は? ガイハクですか?

「千葉さん、血液検査の結果が好調なので、来週の月曜日に骨髄検査をして、その結果がよければ外泊してもいいですよ」
「は? ガイハクですか? ガイシュツではなくて?」
「はい。外泊です。あくまで検査結果がよければ、ですが」

 今朝採った血液の検査結果を持って主治医がそう言った。
 いや、ガイシュツはお願いしていたが、ガイハクは思ってもみなかった。
 以前、家からあれこれ持ってきたい物があるので一時間程度でいいから外出をさせてくれないかと聞いたときには、「きびしいですね。肺炎などに感染するのを覚悟して行くかです」との答えだったので、まさか外泊の許可を、しかも主治医のほうから言いだすとは夢にも思っていなかったのだ。
 なのでとまどった。いきなり外泊といわれても、アパートに帰っても誰もいないし、きたない部屋でメシはないし、当面必要なものはこないだイーダくんが持ってきてくれてことは足りているし……。
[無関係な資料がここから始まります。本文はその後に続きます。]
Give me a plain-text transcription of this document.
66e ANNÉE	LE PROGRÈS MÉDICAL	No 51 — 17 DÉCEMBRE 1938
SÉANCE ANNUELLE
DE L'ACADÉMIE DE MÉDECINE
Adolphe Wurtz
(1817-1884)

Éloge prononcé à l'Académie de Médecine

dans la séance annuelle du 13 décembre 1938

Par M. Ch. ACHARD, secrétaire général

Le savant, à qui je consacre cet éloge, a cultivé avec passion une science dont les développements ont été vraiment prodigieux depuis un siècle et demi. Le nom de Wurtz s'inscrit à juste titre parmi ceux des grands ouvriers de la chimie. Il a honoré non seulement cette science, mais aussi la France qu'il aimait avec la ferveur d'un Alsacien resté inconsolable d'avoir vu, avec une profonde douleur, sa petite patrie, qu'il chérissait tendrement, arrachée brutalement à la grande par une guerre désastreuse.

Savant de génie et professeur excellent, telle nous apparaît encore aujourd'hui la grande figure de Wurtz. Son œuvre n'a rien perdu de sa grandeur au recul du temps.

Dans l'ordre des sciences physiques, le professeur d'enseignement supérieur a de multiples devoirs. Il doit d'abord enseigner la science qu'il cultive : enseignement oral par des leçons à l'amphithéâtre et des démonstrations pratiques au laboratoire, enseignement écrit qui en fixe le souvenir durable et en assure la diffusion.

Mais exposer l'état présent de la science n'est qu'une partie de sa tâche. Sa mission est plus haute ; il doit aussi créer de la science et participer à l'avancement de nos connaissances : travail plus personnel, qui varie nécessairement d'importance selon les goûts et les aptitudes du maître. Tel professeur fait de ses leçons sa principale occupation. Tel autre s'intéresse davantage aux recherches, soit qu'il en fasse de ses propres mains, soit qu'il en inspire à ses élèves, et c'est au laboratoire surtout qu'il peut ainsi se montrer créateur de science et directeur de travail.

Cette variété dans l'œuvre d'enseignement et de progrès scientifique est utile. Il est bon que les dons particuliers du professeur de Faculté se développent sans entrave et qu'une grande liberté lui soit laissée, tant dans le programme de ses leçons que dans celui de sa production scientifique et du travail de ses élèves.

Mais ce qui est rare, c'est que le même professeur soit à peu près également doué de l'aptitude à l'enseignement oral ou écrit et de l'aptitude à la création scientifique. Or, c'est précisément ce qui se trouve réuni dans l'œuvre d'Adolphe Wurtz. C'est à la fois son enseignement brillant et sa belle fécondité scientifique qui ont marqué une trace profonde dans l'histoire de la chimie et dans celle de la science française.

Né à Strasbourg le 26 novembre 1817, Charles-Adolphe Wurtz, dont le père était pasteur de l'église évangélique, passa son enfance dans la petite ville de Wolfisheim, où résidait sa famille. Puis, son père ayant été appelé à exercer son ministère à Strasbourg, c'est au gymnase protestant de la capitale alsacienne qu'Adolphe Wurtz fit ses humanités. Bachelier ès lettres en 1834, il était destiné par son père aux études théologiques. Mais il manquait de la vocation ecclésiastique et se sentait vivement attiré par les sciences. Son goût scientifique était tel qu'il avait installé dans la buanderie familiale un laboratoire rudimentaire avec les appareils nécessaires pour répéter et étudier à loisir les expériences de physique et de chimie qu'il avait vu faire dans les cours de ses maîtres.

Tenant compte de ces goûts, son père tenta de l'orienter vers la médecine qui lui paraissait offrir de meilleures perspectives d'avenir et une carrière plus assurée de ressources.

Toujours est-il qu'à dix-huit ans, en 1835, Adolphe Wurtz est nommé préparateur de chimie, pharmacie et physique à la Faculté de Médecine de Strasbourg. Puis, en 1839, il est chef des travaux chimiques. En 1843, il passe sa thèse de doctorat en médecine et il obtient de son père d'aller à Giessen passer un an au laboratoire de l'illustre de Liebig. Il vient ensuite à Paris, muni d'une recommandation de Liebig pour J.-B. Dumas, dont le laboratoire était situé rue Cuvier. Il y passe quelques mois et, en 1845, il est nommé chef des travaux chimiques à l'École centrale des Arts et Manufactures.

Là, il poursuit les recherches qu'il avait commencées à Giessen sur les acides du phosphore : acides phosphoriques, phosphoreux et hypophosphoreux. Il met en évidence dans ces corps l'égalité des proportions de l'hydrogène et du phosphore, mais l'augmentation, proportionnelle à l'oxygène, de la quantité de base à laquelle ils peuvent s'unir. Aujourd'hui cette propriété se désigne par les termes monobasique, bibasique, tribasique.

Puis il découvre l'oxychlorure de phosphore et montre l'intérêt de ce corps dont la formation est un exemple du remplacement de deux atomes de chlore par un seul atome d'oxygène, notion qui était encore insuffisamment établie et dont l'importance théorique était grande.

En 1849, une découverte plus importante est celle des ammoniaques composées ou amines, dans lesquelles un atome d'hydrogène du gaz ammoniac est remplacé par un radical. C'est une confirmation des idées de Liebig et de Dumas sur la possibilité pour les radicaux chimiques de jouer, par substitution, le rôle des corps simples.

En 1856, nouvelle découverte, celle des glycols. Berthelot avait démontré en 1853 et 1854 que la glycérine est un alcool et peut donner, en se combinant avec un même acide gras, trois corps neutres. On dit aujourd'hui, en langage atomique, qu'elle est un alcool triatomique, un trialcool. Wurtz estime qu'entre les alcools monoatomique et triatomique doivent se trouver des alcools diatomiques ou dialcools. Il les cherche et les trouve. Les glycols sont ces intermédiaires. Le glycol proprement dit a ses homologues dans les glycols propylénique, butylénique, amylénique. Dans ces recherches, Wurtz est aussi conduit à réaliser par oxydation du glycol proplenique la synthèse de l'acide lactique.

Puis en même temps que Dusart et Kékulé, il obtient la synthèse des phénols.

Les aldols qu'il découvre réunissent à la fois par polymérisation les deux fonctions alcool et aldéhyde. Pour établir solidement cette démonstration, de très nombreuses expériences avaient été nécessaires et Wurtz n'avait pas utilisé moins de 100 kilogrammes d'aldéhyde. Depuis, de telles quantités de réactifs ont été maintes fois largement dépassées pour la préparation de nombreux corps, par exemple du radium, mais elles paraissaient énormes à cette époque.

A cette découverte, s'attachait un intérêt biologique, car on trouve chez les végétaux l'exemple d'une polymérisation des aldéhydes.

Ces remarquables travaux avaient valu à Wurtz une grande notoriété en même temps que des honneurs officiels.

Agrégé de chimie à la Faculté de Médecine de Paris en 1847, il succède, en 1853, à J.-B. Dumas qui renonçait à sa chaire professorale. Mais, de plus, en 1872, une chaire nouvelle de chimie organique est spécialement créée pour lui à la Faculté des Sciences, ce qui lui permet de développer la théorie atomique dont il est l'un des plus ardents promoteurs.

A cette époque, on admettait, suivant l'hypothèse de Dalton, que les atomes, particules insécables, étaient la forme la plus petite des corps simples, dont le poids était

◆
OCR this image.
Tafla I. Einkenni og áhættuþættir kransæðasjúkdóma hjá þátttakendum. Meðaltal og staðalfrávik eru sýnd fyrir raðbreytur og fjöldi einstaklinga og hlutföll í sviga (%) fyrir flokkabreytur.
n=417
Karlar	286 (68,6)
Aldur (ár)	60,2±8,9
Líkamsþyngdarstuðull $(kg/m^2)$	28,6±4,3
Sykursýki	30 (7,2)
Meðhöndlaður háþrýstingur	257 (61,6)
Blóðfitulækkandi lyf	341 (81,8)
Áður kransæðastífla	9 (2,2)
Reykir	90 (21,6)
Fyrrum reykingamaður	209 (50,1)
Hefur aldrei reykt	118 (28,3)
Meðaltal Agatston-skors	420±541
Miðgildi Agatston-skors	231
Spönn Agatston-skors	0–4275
 まあしかし外泊してよいというものを断る理由もなかったので、「そうですか、ありがとうございます」と答えておいた。
 そして僕は、こう続けた。
「まだ決めたというわけではないのですが、気持ちは移植に傾きつつあります」と。
「そうですか。では外泊から帰ってきたら詳しくお話をしましょうか」
 きびしい話になりそうである。これまでとちがって移植の実際のきびしさや、それに向けての心構えや覚悟などといった話になりそうで、今からややおそろしい。
 
 主治医が帰ってから考えた。外泊できるなら、父親の顔を見に行こうかと。
 僕の父親は去年から特養に入っている。頭はまだしっかりしているが、身体のほうはどんどん弱ってきており、もう自力ではつかまり立ちすらおぼつかない。僕のほうは病気でこんな具合だし、今会っておかないと次はいつ会えるかわからない。万が一のことがあればこれが今生の別れにもなりかねない。
 
 父親は言葉の少ない人である。僕がどんなに好き勝手なことをしても、結婚しては離婚を繰り返しても、商売に失敗して借金まみれになっても、いつも黙って何も言わなかった。僕の病気のことを聞いても、「そうか」と言ったきり、ただじっと黙っていたそうだ。子に無関心なのとはちがう。そういう昭和ヒトケタの男なのだ。
 会って余計な事を言うつもりはない。ただ、今、父親の顔をしっかり見て、言葉を交わしておきたいと思ったのだ。